Al final del pasillo se encuentra el espejo, abofeteando nuestra identidad a cada paso, en cada enfrentamiento con nuestro propio ego. No es mucho lo que dice el marco frío que lo rodea. Habla de curvas perdidas, de pieles ya no tan tersas. Detrás de él, hay retazos de juventud que no volverán por más empeño que pongamos.
A su izquierda, delgadas láminas de madera conforman un pequeño armario que conserva ordenadas las toallas, los enseres de vestir muebles y otras menudencias de tela que otrora adornaron mesas, bajo vasijas y costosos jarrones que ya no existen. Las toallas, de múltiples colores, parecen fungir de escalinata hacia el tramo superior, el de los más lujosos tapetes.
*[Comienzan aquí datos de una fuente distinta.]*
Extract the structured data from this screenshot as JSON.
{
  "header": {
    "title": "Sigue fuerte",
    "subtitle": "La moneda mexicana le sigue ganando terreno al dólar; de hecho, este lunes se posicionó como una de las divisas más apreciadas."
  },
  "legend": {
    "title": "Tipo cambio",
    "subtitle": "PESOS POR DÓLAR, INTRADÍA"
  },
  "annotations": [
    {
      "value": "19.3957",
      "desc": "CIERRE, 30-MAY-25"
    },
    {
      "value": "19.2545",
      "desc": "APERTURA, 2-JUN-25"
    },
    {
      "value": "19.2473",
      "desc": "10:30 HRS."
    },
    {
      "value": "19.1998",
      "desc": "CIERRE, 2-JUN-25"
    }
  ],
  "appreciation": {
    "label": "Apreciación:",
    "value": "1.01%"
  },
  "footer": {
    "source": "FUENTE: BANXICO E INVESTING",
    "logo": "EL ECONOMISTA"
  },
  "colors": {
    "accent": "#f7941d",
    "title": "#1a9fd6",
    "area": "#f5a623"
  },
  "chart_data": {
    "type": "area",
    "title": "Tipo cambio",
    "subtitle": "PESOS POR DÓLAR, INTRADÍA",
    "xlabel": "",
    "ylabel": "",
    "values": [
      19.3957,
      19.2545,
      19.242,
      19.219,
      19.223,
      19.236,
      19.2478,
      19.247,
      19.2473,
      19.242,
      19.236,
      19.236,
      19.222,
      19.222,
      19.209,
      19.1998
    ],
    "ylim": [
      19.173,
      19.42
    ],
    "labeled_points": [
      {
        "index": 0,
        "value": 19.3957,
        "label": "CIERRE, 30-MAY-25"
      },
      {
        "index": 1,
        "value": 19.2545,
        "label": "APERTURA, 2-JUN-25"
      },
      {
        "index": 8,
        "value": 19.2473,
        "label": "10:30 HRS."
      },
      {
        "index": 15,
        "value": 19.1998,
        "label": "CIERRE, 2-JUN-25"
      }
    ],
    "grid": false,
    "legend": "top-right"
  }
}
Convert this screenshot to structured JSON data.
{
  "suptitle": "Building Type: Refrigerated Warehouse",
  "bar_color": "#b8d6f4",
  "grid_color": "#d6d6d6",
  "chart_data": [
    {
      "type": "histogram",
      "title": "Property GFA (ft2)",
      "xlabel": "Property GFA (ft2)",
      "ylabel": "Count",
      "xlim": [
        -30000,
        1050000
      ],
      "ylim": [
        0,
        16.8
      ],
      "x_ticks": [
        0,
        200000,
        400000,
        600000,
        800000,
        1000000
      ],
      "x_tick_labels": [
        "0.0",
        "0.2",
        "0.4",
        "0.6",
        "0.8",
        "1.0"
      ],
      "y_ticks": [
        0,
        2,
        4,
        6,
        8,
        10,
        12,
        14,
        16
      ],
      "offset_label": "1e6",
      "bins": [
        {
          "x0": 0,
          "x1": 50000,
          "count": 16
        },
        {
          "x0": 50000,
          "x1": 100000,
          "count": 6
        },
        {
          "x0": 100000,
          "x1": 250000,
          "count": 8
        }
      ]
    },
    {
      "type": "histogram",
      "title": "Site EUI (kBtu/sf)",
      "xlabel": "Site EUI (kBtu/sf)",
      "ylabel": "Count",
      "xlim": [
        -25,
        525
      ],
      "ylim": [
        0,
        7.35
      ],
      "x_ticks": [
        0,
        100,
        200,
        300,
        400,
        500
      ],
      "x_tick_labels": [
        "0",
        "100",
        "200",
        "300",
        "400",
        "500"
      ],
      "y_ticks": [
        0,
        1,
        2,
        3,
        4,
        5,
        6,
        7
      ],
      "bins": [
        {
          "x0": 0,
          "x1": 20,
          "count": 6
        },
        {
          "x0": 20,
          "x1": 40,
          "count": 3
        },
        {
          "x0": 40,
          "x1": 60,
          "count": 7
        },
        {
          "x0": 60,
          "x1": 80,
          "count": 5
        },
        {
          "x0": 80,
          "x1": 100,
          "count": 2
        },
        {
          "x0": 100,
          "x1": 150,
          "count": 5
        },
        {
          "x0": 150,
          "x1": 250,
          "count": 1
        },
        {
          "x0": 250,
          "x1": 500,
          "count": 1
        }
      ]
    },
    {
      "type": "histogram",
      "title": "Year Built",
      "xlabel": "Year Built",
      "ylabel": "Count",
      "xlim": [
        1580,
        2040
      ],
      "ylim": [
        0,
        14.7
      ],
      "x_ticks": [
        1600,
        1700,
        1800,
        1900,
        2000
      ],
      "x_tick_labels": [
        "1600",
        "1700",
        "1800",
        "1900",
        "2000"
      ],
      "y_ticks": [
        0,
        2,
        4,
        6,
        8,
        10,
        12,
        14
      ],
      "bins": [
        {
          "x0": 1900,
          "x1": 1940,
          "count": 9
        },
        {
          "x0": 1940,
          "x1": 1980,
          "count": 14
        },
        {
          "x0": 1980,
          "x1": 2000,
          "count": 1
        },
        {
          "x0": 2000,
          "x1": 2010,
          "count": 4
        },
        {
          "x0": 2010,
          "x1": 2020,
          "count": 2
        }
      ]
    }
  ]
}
Ya saliendo del referido pasillo, pueden observarse a ambos lados, los marcos de las puertas de los dormitorios. En tonos crema, se imponen como preámbulo a sitios de sueños.
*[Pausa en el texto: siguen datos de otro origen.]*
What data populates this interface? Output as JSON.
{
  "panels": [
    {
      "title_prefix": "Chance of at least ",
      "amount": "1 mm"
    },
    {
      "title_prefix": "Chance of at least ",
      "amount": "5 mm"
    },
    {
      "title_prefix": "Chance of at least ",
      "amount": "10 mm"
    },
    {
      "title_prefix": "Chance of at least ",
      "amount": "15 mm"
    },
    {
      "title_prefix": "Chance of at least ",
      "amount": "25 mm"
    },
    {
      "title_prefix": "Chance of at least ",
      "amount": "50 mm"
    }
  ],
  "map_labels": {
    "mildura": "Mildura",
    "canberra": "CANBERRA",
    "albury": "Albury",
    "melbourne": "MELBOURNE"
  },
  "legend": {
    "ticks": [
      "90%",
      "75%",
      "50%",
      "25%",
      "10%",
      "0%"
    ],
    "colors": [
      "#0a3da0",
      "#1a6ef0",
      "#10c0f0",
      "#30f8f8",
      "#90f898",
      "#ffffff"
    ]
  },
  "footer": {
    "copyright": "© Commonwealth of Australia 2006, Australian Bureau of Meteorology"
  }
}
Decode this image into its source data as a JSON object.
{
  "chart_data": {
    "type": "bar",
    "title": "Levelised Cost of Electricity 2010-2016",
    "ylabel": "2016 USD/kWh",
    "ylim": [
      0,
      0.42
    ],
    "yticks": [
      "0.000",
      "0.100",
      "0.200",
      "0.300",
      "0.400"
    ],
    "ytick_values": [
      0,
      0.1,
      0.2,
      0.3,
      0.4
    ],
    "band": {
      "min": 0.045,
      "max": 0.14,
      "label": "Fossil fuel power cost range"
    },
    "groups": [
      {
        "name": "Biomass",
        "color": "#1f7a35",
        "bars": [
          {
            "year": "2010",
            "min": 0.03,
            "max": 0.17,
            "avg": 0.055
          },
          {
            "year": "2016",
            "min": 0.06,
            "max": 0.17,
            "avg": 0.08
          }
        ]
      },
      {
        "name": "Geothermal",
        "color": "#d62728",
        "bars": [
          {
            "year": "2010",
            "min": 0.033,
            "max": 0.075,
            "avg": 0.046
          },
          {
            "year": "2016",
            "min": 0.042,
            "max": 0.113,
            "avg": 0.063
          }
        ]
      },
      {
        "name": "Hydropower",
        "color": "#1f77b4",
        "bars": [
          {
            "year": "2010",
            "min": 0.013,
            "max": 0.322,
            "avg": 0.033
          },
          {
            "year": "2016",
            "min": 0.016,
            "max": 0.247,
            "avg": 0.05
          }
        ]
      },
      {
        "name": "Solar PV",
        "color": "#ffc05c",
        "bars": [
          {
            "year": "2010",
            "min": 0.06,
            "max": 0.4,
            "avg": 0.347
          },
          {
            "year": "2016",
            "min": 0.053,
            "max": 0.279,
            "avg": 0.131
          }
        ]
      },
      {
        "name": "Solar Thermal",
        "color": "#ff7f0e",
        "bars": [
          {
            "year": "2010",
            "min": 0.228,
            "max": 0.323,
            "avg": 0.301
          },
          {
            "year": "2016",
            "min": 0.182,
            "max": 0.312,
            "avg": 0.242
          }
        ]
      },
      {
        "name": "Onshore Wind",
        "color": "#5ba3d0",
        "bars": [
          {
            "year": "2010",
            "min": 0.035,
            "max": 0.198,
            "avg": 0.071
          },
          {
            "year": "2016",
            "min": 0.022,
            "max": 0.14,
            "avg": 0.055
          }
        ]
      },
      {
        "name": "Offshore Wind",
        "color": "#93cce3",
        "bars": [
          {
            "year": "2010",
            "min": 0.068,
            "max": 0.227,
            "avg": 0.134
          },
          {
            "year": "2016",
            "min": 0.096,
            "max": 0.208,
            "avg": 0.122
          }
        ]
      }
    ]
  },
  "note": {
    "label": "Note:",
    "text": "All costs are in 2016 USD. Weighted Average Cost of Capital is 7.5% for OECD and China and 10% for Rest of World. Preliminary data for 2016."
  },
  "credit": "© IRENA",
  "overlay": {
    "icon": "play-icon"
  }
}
Al caer el sol de la tarde, aún están algo tibias las habitaciones, no así al amanecer, cuando logra hacerse sentir el gélido aliento de unas nubes que, inertes, permanecieron al sereno de la noche.
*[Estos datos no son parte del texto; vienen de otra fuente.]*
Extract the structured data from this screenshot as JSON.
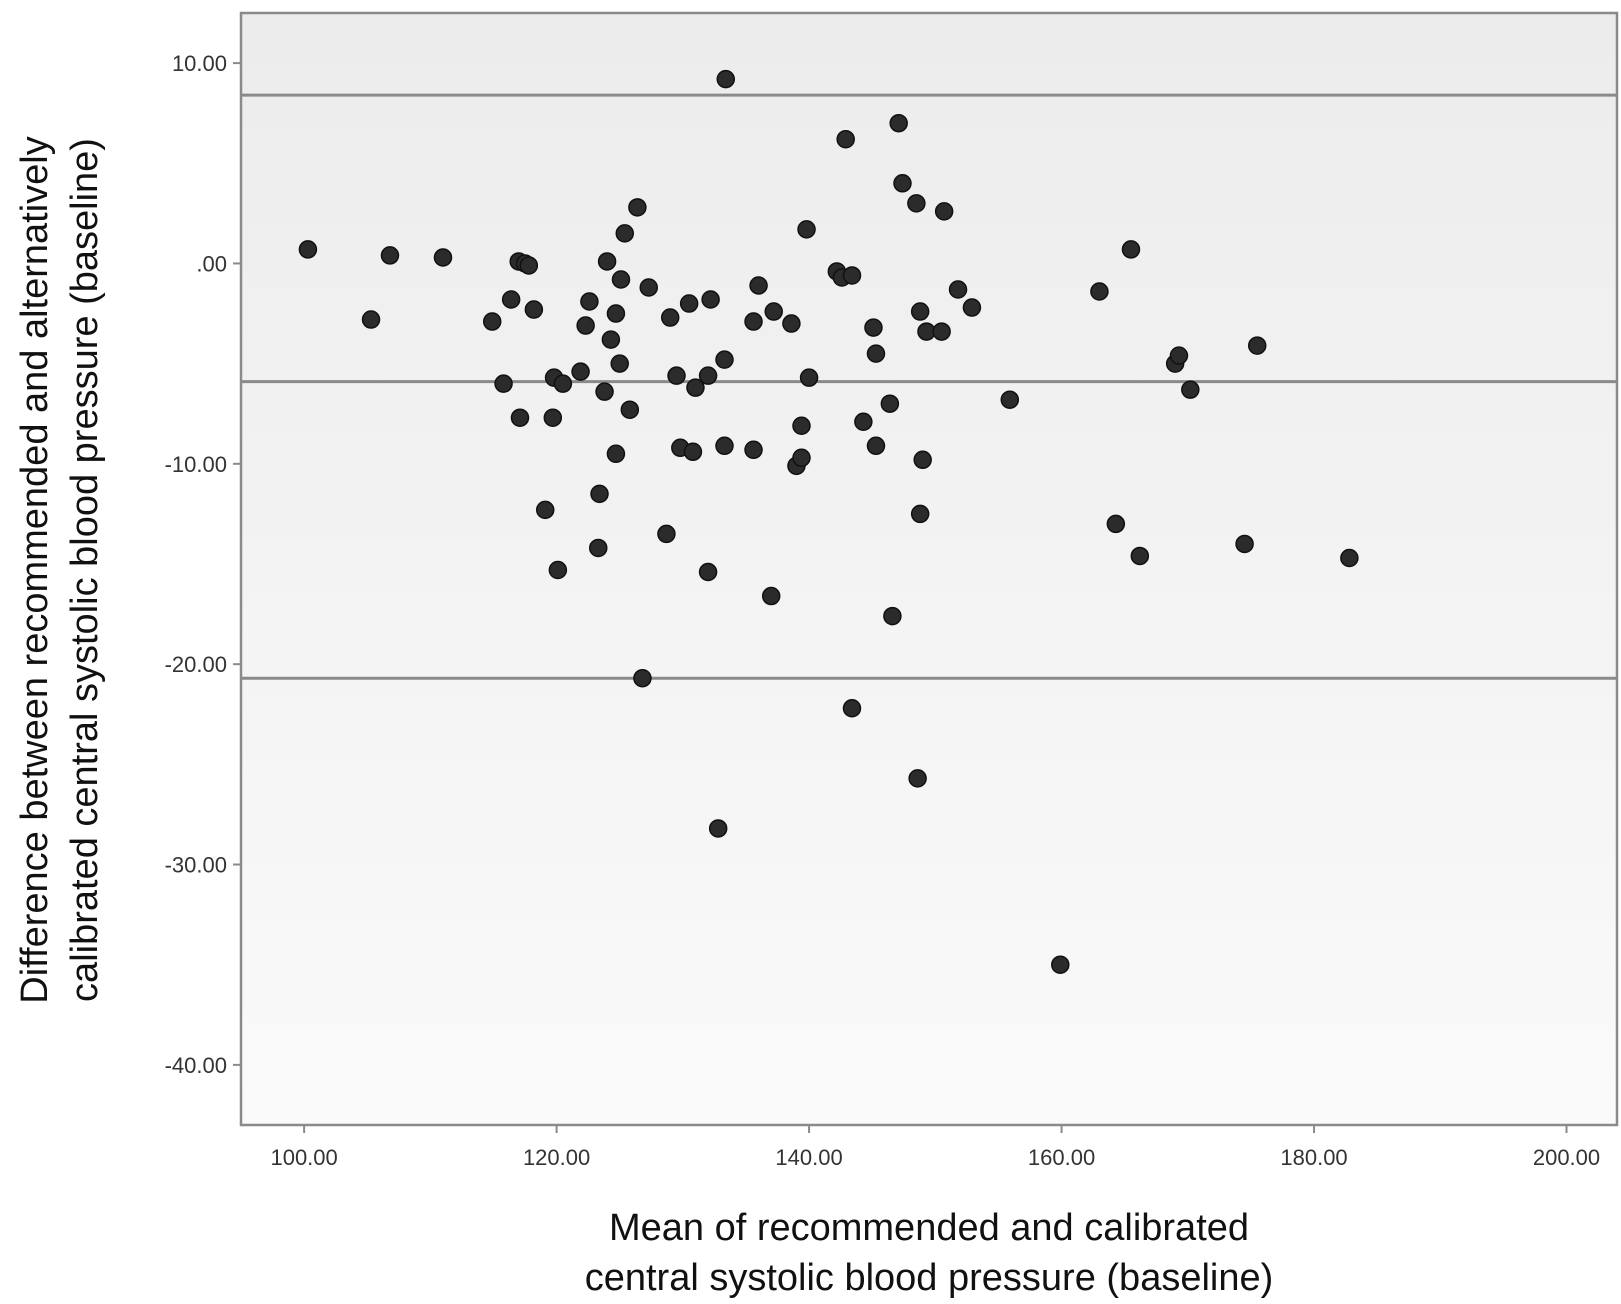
{
  "chart_data": {
    "type": "scatter",
    "xlabel_lines": [
      "Mean of recommended and calibrated",
      "central systolic blood pressure (baseline)"
    ],
    "ylabel_lines": [
      "Difference between recommended and alternatively",
      "calibrated central systolic blood pressure (baseline)"
    ],
    "xlim": [
      95,
      204
    ],
    "ylim": [
      -43,
      12.5
    ],
    "x_ticks": [
      100,
      120,
      140,
      160,
      180,
      200
    ],
    "x_tick_labels": [
      "100.00",
      "120.00",
      "140.00",
      "160.00",
      "180.00",
      "200.00"
    ],
    "y_ticks": [
      10,
      0,
      -10,
      -20,
      -30,
      -40
    ],
    "y_tick_labels": [
      "10.00",
      ".00",
      "-10.00",
      "-20.00",
      "-30.00",
      "-40.00"
    ],
    "reference_lines": [
      8.4,
      -5.9,
      -20.7
    ],
    "grid": false,
    "legend": "none",
    "colors": {
      "points": "#2b2b2b",
      "reference_line": "#8a8a8a",
      "frame": "#8a8a8a",
      "plot_bg_top": "#ececec",
      "plot_bg_bottom": "#fafafa"
    },
    "points": [
      {
        "x": 100.3,
        "y": 0.7
      },
      {
        "x": 105.3,
        "y": -2.8
      },
      {
        "x": 106.8,
        "y": 0.4
      },
      {
        "x": 111.0,
        "y": 0.3
      },
      {
        "x": 114.9,
        "y": -2.9
      },
      {
        "x": 115.8,
        "y": -6.0
      },
      {
        "x": 116.4,
        "y": -1.8
      },
      {
        "x": 117.0,
        "y": 0.1
      },
      {
        "x": 117.1,
        "y": -7.7
      },
      {
        "x": 117.5,
        "y": 0.0
      },
      {
        "x": 117.8,
        "y": -0.1
      },
      {
        "x": 118.2,
        "y": -2.3
      },
      {
        "x": 119.1,
        "y": -12.3
      },
      {
        "x": 119.8,
        "y": -5.7
      },
      {
        "x": 119.7,
        "y": -7.7
      },
      {
        "x": 120.1,
        "y": -15.3
      },
      {
        "x": 120.5,
        "y": -6.0
      },
      {
        "x": 121.9,
        "y": -5.4
      },
      {
        "x": 122.3,
        "y": -3.1
      },
      {
        "x": 122.6,
        "y": -1.9
      },
      {
        "x": 123.3,
        "y": -14.2
      },
      {
        "x": 123.4,
        "y": -11.5
      },
      {
        "x": 123.8,
        "y": -6.4
      },
      {
        "x": 124.0,
        "y": 0.1
      },
      {
        "x": 124.3,
        "y": -3.8
      },
      {
        "x": 124.7,
        "y": -2.5
      },
      {
        "x": 124.7,
        "y": -9.5
      },
      {
        "x": 125.0,
        "y": -5.0
      },
      {
        "x": 125.1,
        "y": -0.8
      },
      {
        "x": 125.4,
        "y": 1.5
      },
      {
        "x": 125.8,
        "y": -7.3
      },
      {
        "x": 126.4,
        "y": 2.8
      },
      {
        "x": 126.8,
        "y": -20.7
      },
      {
        "x": 127.3,
        "y": -1.2
      },
      {
        "x": 128.7,
        "y": -13.5
      },
      {
        "x": 129.0,
        "y": -2.7
      },
      {
        "x": 129.5,
        "y": -5.6
      },
      {
        "x": 129.8,
        "y": -9.2
      },
      {
        "x": 130.5,
        "y": -2.0
      },
      {
        "x": 130.8,
        "y": -9.4
      },
      {
        "x": 131.0,
        "y": -6.2
      },
      {
        "x": 132.0,
        "y": -15.4
      },
      {
        "x": 132.0,
        "y": -5.6
      },
      {
        "x": 132.2,
        "y": -1.8
      },
      {
        "x": 132.8,
        "y": -28.2
      },
      {
        "x": 133.3,
        "y": -9.1
      },
      {
        "x": 133.3,
        "y": -4.8
      },
      {
        "x": 133.4,
        "y": 9.2
      },
      {
        "x": 135.6,
        "y": -2.9
      },
      {
        "x": 135.6,
        "y": -9.3
      },
      {
        "x": 136.0,
        "y": -1.1
      },
      {
        "x": 137.0,
        "y": -16.6
      },
      {
        "x": 137.2,
        "y": -2.4
      },
      {
        "x": 138.6,
        "y": -3.0
      },
      {
        "x": 139.0,
        "y": -10.1
      },
      {
        "x": 139.4,
        "y": -8.1
      },
      {
        "x": 139.4,
        "y": -9.7
      },
      {
        "x": 139.8,
        "y": 1.7
      },
      {
        "x": 140.0,
        "y": -5.7
      },
      {
        "x": 142.2,
        "y": -0.4
      },
      {
        "x": 142.6,
        "y": -0.7
      },
      {
        "x": 142.9,
        "y": 6.2
      },
      {
        "x": 143.4,
        "y": -0.6
      },
      {
        "x": 143.4,
        "y": -22.2
      },
      {
        "x": 144.3,
        "y": -7.9
      },
      {
        "x": 145.1,
        "y": -3.2
      },
      {
        "x": 145.3,
        "y": -4.5
      },
      {
        "x": 145.3,
        "y": -9.1
      },
      {
        "x": 146.4,
        "y": -7.0
      },
      {
        "x": 146.6,
        "y": -17.6
      },
      {
        "x": 147.1,
        "y": 7.0
      },
      {
        "x": 147.4,
        "y": 4.0
      },
      {
        "x": 148.5,
        "y": 3.0
      },
      {
        "x": 148.6,
        "y": -25.7
      },
      {
        "x": 148.8,
        "y": -2.4
      },
      {
        "x": 148.8,
        "y": -12.5
      },
      {
        "x": 149.0,
        "y": -9.8
      },
      {
        "x": 149.3,
        "y": -3.4
      },
      {
        "x": 150.5,
        "y": -3.4
      },
      {
        "x": 150.7,
        "y": 2.6
      },
      {
        "x": 151.8,
        "y": -1.3
      },
      {
        "x": 152.9,
        "y": -2.2
      },
      {
        "x": 155.9,
        "y": -6.8
      },
      {
        "x": 159.9,
        "y": -35.0
      },
      {
        "x": 163.0,
        "y": -1.4
      },
      {
        "x": 164.3,
        "y": -13.0
      },
      {
        "x": 165.5,
        "y": 0.7
      },
      {
        "x": 166.2,
        "y": -14.6
      },
      {
        "x": 169.0,
        "y": -5.0
      },
      {
        "x": 169.3,
        "y": -4.6
      },
      {
        "x": 170.2,
        "y": -6.3
      },
      {
        "x": 174.5,
        "y": -14.0
      },
      {
        "x": 175.5,
        "y": -4.1
      },
      {
        "x": 182.8,
        "y": -14.7
      }
    ]
  }
}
Tórrido frío de madrugadas que invita a cobijarse bajo mullidas colchas de coloridos tonos pasteles, dando apariencia de ángeles a quienes las utilizan.
Hay diversos muebles en los cuartos. En todos, podría decirse, hay herramientas de escritores y artistas. Los lápices abundan, papel por doquier en estantes, secreteres y mesas de trabajo.
Los libros son los personajes centrales de estos recintos. Casi puede afirmarse que estamos en palacios de lectores y escritores. Castillos sostenidos sobre mundos diferentes que giran sobre sí mismos, rozándose apenas cuando es necesaria la comunicación.
Siempre me sorprenden las mañanas mirando tras la ventana del dormitorio. El alba despierta y desnuda sus colores de fuego, ahogando la plata de la luna que huye de la luz. Las primeras luces son fascinantes, las adoro tanto como amo el ocaso. Esas luces inundan y ofrecen densos matices sobre mi cama, mis almohadas, mis cobertores… los llenan de esperanzadoras horas que están por llegar.
El apuro matutino siempre es de intensa sacudida y me deja agotada a mediados de la mañana. Por eso trato de prevenirme antes de que el día agonice, adelantando los sinsabores que mi falta de organización y mi despiste incorregible me heredan. Atrás dejo parte de la vida cuando atravieso la entrada de la casa.
Dejo el pasillo día tras día, alimentándose por sí solo de los recuerdos mudos que encierra, atrapando voces, quejas, reclamos, alguno que otro tono de voz inarmónico, alegrías y padecimientos, motivos de lágrimas y melancolías.
Siempre quise redecorarlo y no pierdo la esperanza de hacerlo en un futuro cercano. Colorearlo de rosas viejos, intensos y claros, colgar de algún rincón del techo un “atrapasueños” o un espantapájaros gracioso de liviano peso que refleje la certidumbre de que existe el futuro, el buen futuro, la vida, las ganas de volar alto y alcanzar objetivos concretos sustrayendo los errores cometidos para bautizarlos de crecimiento. Todo esto podría describir a mi pasillo.